Prima di uscire Donna Canfora volle visitare tutta la casa; poi pregò inginocchiata la Madonna; sull’uscio si rivolse per dare alla pace, che abbandonava, un ultimo sguardo – e finalmente si avviò sospirando. Sulla riva del mare, infatti, gran folla. La quale, appena Donna Canfora comparve, si divise in due ali, per farvela passare in mezzo come un’amata regina. Il capitano della nave le andò incontro con viso sorridente, e le disse: «La fama della vostra virtù, o madonna, giunse fino ai lidi più lontani dell’Arabia e della Persia, e la vostra visita, da noi aspettata, c’è premio, del quale non sappiamo come ringraziarvi». Donna Canfora, cui il cuore palpitava sempre più forte, ringraziò e si lasciò guidare fin sulla tolda.
Le magnificenze narrate dalla cameriera, rimasta sulla riva tra la folla, eran vere; ed ella andava ammirandole ad una ad una, accompagnata dal gentile capitano.

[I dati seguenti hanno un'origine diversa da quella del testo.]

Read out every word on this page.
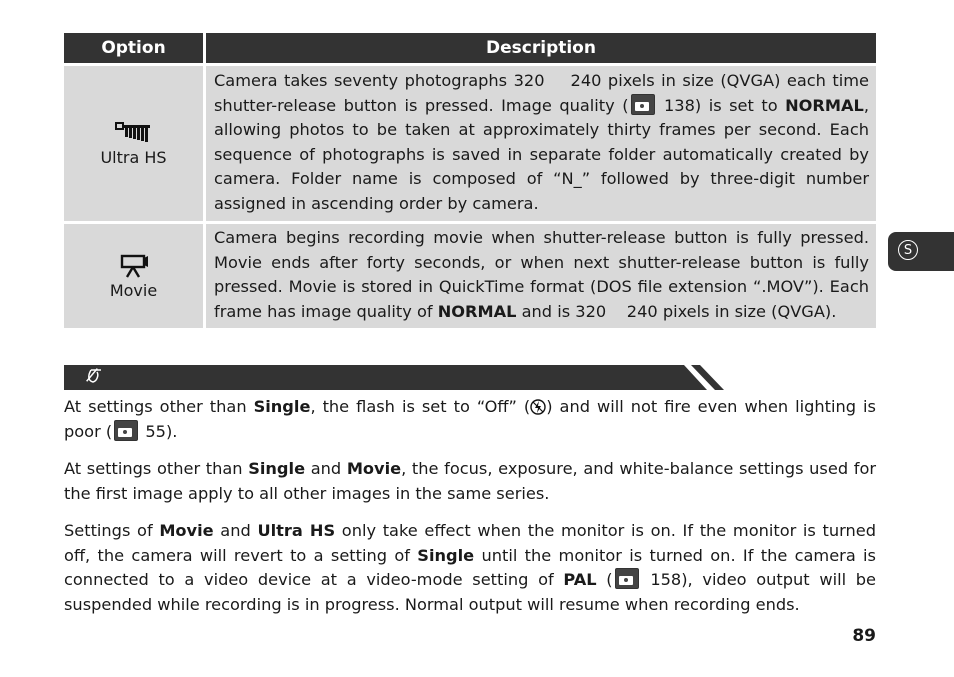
Option	Description
Ultra HS
Camera takes seventy photographs 320    240 pixels in size (QVGA) each time shutter-release button is pressed. Image quality ( 138) is set to NORMAL, allowing photos to be taken at approximately thirty frames per second. Each sequence of photographs is saved in separate folder automatically created by camera. Folder name is composed of “N_” followed by three-digit number assigned in ascending order by camera.
Movie
Camera begins recording movie when shutter-release button is fully pressed. Movie ends after forty seconds, or when next shutter-release button is fully pressed. Movie is stored in QuickTime format (DOS file extension “.MOV”). Each frame has image quality of NORMAL and is 320    240 pixels in size (QVGA).
At settings other than Single, the flash is set to “Off” ( ) and will not fire even when lighting is poor ( 55).
At settings other than Single and Movie, the focus, exposure, and white-balance settings used for the first image apply to all other images in the same series.
Settings of Movie and Ultra HS only take effect when the monitor is on. If the monitor is turned off, the camera will revert to a setting of Single until the monitor is turned on. If the camera is connected to a video device at a video-mode setting of PAL ( 158), video output will be suspended while recording is in progress. Normal output will resume when recording ends.
S
89
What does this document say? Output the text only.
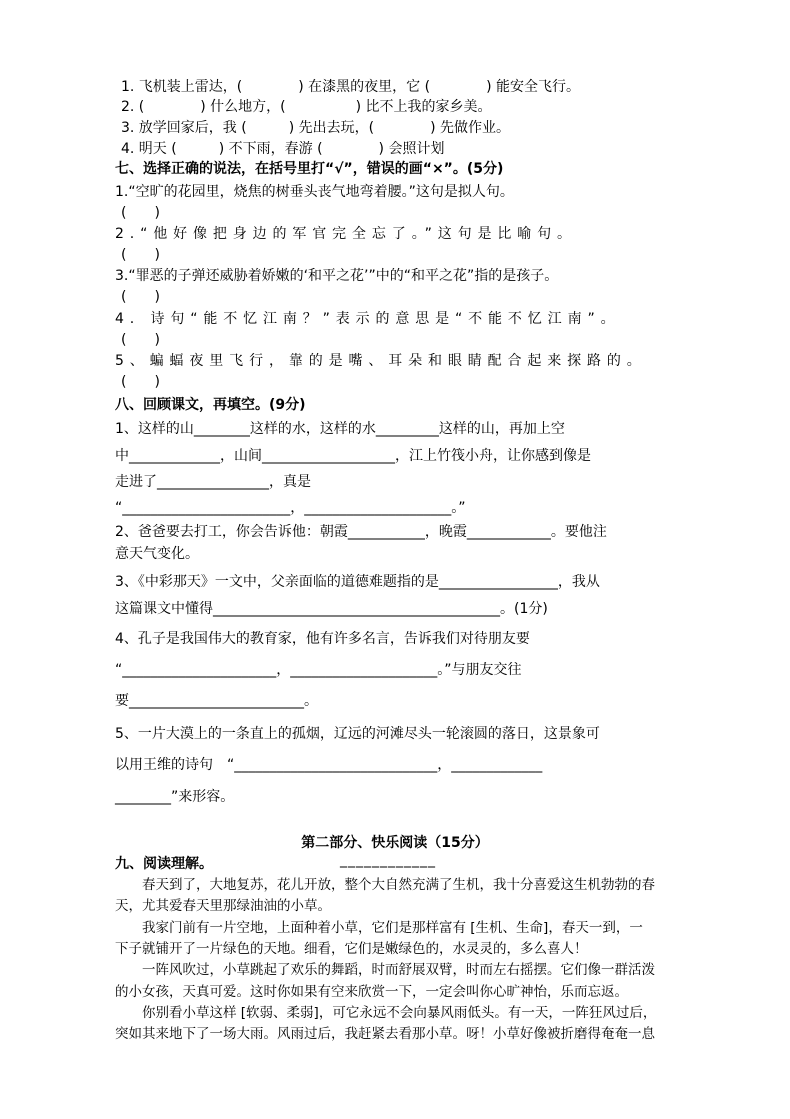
1. 飞机装上雷达，(　　　　) 在漆黑的夜里，它 (　　　　) 能安全飞行。
2. (　　　　) 什么地方，(　　　　　) 比不上我的家乡美。
3. 放学回家后，我 (　　　) 先出去玩，(　　　　) 先做作业。
4. 明天 (　　　) 不下雨，春游 (　　　　) 会照计划
七、选择正确的说法，在括号里打“√”，错误的画“×”。(5分)
1.“空旷的花园里，烧焦的树垂头丧气地弯着腰。”这句是拟人句。
(　　)
2.“他好像把身边的军官完全忘了。”这句是比喻句。
(　　)
3.“罪恶的子弹还威胁着娇嫩的‘和平之花’”中的“和平之花”指的是孩子。
(　　)
4. 诗句“能不忆江南？”表示的意思是“不能不忆江南”。
(　　)
5、蝙蝠夜里飞行，靠的是嘴、耳朵和眼睛配合起来探路的。
(　　)
八、回顾课文，再填空。(9分)
1、这样的山________这样的水，这样的水_________这样的山，再加上空
中_____________，山间___________________，江上竹筏小舟，让你感到像是
走进了________________，真是
“________________________，_____________________。”
2、爸爸要去打工，你会告诉他：朝霞___________，晚霞____________。要他注
意天气变化。
3、《中彩那天》一文中，父亲面临的道德难题指的是_________________，我从
这篇课文中懂得_________________________________________。(1分)
4、孔子是我国伟大的教育家，他有许多名言，告诉我们对待朋友要
“______________________，_____________________。”与朋友交往
要_________________________。
5、一片大漠上的一条直上的孤烟，辽远的河滩尽头一轮滚圆的落日，这景象可
以用王维的诗句　“_____________________________，_____________
________”来形容。
第二部分、快乐阅读（15分）
九、阅读理解。	____________
　　春天到了，大地复苏，花儿开放，整个大自然充满了生机，我十分喜爱这生机勃勃的春
天，尤其爱春天里那绿油油的小草。
　　我家门前有一片空地，上面种着小草，它们是那样富有 [生机、生命]，春天一到，一
下子就铺开了一片绿色的天地。细看，它们是嫩绿色的，水灵灵的，多么喜人！
　　一阵风吹过，小草跳起了欢乐的舞蹈，时而舒展双臂，时而左右摇摆。它们像一群活泼
的小女孩，天真可爱。这时你如果有空来欣赏一下，一定会叫你心旷神怡，乐而忘返。
　　你别看小草这样 [软弱、柔弱]，可它永远不会向暴风雨低头。有一天，一阵狂风过后，
突如其来地下了一场大雨。风雨过后，我赶紧去看那小草。呀！小草好像被折磨得奄奄一息
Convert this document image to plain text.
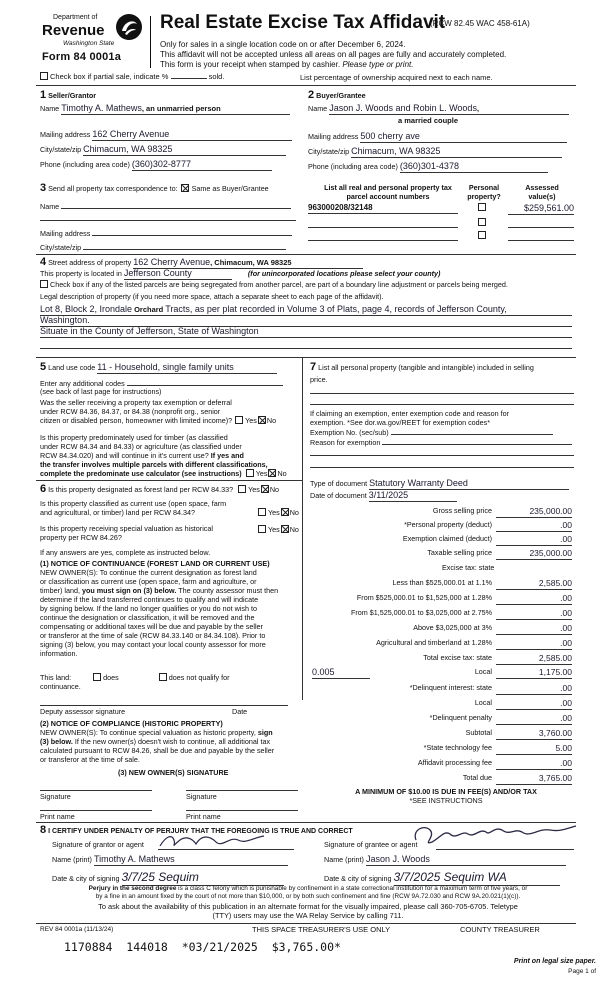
Department of
Revenue
Washington State
Form 84 0001a
Real Estate Excise Tax Affidavit
(RCW 82.45 WAC 458-61A)
Only for sales in a single location code on or after December 6, 2024.
This affidavit will not be accepted unless all areas on all pages are fully and accurately completed.
This form is your receipt when stamped by cashier. Please type or print.
Check box if partial sale, indicate %	sold.	List percentage of ownership acquired next to each name.
1 Seller/Grantor
Name Timothy A. Mathews, an unmarried person
Mailing address 162 Cherry Avenue
City/state/zip Chimacum, WA 98325
Phone (including area code) (360)302-8777
2 Buyer/Grantee
Name Jason J. Woods and Robin L. Woods,
a married couple
Mailing address 500 cherry ave
City/state/zip Chimacum, WA 98325
Phone (including area code) (360)301-4378
3 Send all property tax correspondence to: Same as Buyer/Grantee
Name
Mailing address
City/state/zip
List all real and personal property tax
parcel account numbers
Personal
property?
Assessed
value(s)
963000208/32148	$259,561.00
4 Street address of property 162 Cherry Avenue, Chimacum, WA 98325
This property is located in Jefferson County	(for unincorporated locations please select your county)
Check box if any of the listed parcels are being segregated from another parcel, are part of a boundary line adjustment or parcels being merged.
Legal description of property (if you need more space, attach a separate sheet to each page of the affidavit).
Lot 8, Block 2, Irondale Orchard Tracts, as per plat recorded in Volume 3 of Plats, page 4, records of Jefferson County,
Washington.
Situate in the County of Jefferson, State of Washington
5 Land use code 11 - Household, single family units
Enter any additional codes
(see back of last page for instructions)
Was the seller receiving a property tax exemption or deferral
under RCW 84.36, 84.37, or 84.38 (nonprofit org., senior
citizen or disabled person, homeowner with limited income)? Yes No
Is this property predominately used for timber (as classified
under RCW 84.34 and 84.33) or agriculture (as classified under
RCW 84.34.020) and will continue in it's current use? If yes and
the transfer involves multiple parcels with different classifications,
complete the predominate use calculator (see instructions) Yes No
6 Is this property designated as forest land per RCW 84.33? Yes No
Is this property classified as current use (open space, farm
and agricultural, or timber) land per RCW 84.34?	Yes No
Is this property receiving special valuation as historical
property per RCW 84.26?
Yes No
If any answers are yes, complete as instructed below.
(1) NOTICE OF CONTINUANCE (FOREST LAND OR CURRENT USE)
NEW OWNER(S): To continue the current designation as forest land
or classification as current use (open space, farm and agriculture, or
timber) land, you must sign on (3) below. The county assessor must then
determine if the land transferred continues to qualify and will indicate
by signing below. If the land no longer qualifies or you do not wish to
continue the designation or classification, it will be removed and the
compensating or additional taxes will be due and payable by the seller
or transferor at the time of sale (RCW 84.33.140 or 84.34.108). Prior to
signing (3) below, you may contact your local county assessor for more
information.
This land:	does	does not qualify for
continuance.
Deputy assessor signature	Date
(2) NOTICE OF COMPLIANCE (HISTORIC PROPERTY)
NEW OWNER(S): To continue special valuation as historic property, sign
(3) below. If the new owner(s) doesn't wish to continue, all additional tax
calculated pursuant to RCW 84.26, shall be due and payable by the seller
or transferor at the time of sale.
(3) NEW OWNER(S) SIGNATURE
Signature	Signature
Print name	Print name
7 List all personal property (tangible and intangible) included in selling
price.
If claiming an exemption, enter exemption code and reason for
exemption. *See dor.wa.gov/REET for exemption codes*
Exemption No. (sec/sub)
Reason for exemption
Type of document Statutory Warranty Deed
Date of document 3/11/2025
Gross selling price	235,000.00
*Personal property (deduct)	.00
Exemption claimed (deduct)	.00
Taxable selling price	235,000.00
Excise tax: state
Less than $525,000.01 at 1.1%	2,585.00
From $525,000.01 to $1,525,000 at 1.28%	.00
From $1,525,000.01 to $3,025,000 at 2.75%	.00
Above $3,025,000 at 3%	.00
Agricultural and timberland at 1.28%	.00
Total excise tax: state	2,585.00
0.005	Local	1,175.00
*Delinquent interest: state	.00
Local	.00
*Delinquent penalty	.00
Subtotal	3,760.00
*State technology fee	5.00
Affidavit processing fee	.00
Total due	3,765.00
A MINIMUM OF $10.00 IS DUE IN FEE(S) AND/OR TAX
*SEE INSTRUCTIONS
8 I CERTIFY UNDER PENALTY OF PERJURY THAT THE FOREGOING IS TRUE AND CORRECT
Signature of grantor or agent
Name (print) Timothy A. Mathews
Date & city of signing 3/7/25 Sequim
Signature of grantee or agent
Name (print) Jason J. Woods
Date & city of signing 3/7/2025 Sequim WA
Perjury in the second degree is a class C felony which is punishable by confinement in a state correctional institution for a maximum term of five years, or
by a fine in an amount fixed by the court of not more than $10,000, or by both such confinement and fine (RCW 9A.72.030 and RCW 9A.20.021(1)(c)).
To ask about the availability of this publication in an alternate format for the visually impaired, please call 360-705-6705. Teletype
(TTY) users may use the WA Relay Service by calling 711.
REV 84 0001a (11/13/24)	THIS SPACE TREASURER'S USE ONLY	COUNTY TREASURER
1170884  144018  *03/21/2025  $3,765.00*
Print on legal size paper.
Page 1 of
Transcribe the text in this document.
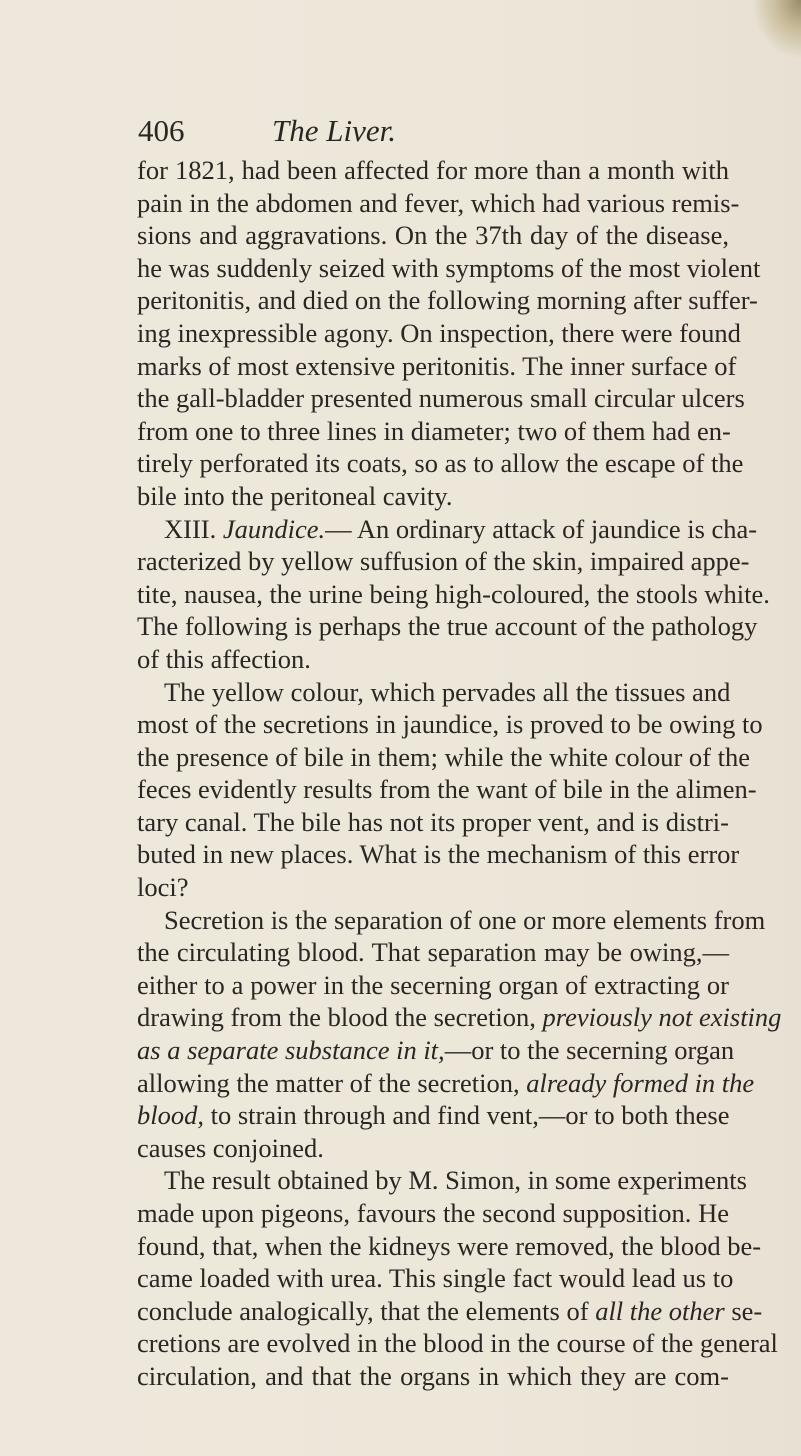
406	The Liver.

for 1821, had been affected for more than a month with
pain in the abdomen and fever, which had various remis-
sions and aggravations. On the 37th day of the disease,
he was suddenly seized with symptoms of the most violent
peritonitis, and died on the following morning after suffer-
ing inexpressible agony. On inspection, there were found
marks of most extensive peritonitis. The inner surface of
the gall-bladder presented numerous small circular ulcers
from one to three lines in diameter; two of them had en-
tirely perforated its coats, so as to allow the escape of the
bile into the peritoneal cavity.

XIII. Jaundice.— An ordinary attack of jaundice is cha-
racterized by yellow suffusion of the skin, impaired appe-
tite, nausea, the urine being high-coloured, the stools white.
The following is perhaps the true account of the pathology
of this affection.

The yellow colour, which pervades all the tissues and
most of the secretions in jaundice, is proved to be owing to
the presence of bile in them; while the white colour of the
feces evidently results from the want of bile in the alimen-
tary canal. The bile has not its proper vent, and is distri-
buted in new places. What is the mechanism of this error
loci?

Secretion is the separation of one or more elements from
the circulating blood. That separation may be owing,—
either to a power in the secerning organ of extracting or
drawing from the blood the secretion, previously not existing
as a separate substance in it,—or to the secerning organ
allowing the matter of the secretion, already formed in the
blood, to strain through and find vent,—or to both these
causes conjoined.

The result obtained by M. Simon, in some experiments
made upon pigeons, favours the second supposition. He
found, that, when the kidneys were removed, the blood be-
came loaded with urea. This single fact would lead us to
conclude analogically, that the elements of all the other se-
cretions are evolved in the blood in the course of the general
circulation, and that the organs in which they are com-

A un tratto i sostegni si rompono, e la nave scivola sul mare: i remi son pronti, i rematori al loro posto, e la nave fila diritta come una freccia. Dalla riva s’alzano grida furibonde, imprecazioni disperate, e cento cento giovani gagliardi si slanciano nelle onde, per raggiungere a nuoto i finti mercanti, gli esecrati corsari… La patria si allontanava, circonfusa in un pulviscolo dorato, e il tumulto della spiaggia più non si udiva. Donna Canfora pareva serena: un’aria di dignitosa rassegnazione era sparsa sul suo viso pallido.
Chiese in grazia di esser lasciata libera un istante, per dare l’ultimo saluto alla terra natale; e diritta sulla poppa, gli occhi profondi e lucenti, guardava le curve delle montagne baciate dagli ultimi raggi del sole presso al tramonto.
La brezza vespertina folleggiava con la candida veste, coi riccioli neri cadenti sulla fronte severa… Donna Canfora guardò, guardò a lungo. Poi, sollevati gli occhi al cielo, come per chiedere perdono al Signore, si lanciò fra le onde. Il capitano della nave non ebbe il tempo di gridare e di accorrere, che già ella, abbracciata dal nuovo sposo, il mare, scomparve senza un lamento, senza un singulto.
*Questa rarissima edizione della leggenda di Donna Canfora è di Luigi Parpagliolo che la scrisse nell’ottobre 1908 in occasione delle nozze tra Maria Aiossa Natoli e Luigi Pignatelli di Monteroduni.
Fu stampata in 25 esemplari di cui una ritrovata recentemente da Francesco Lovecchio.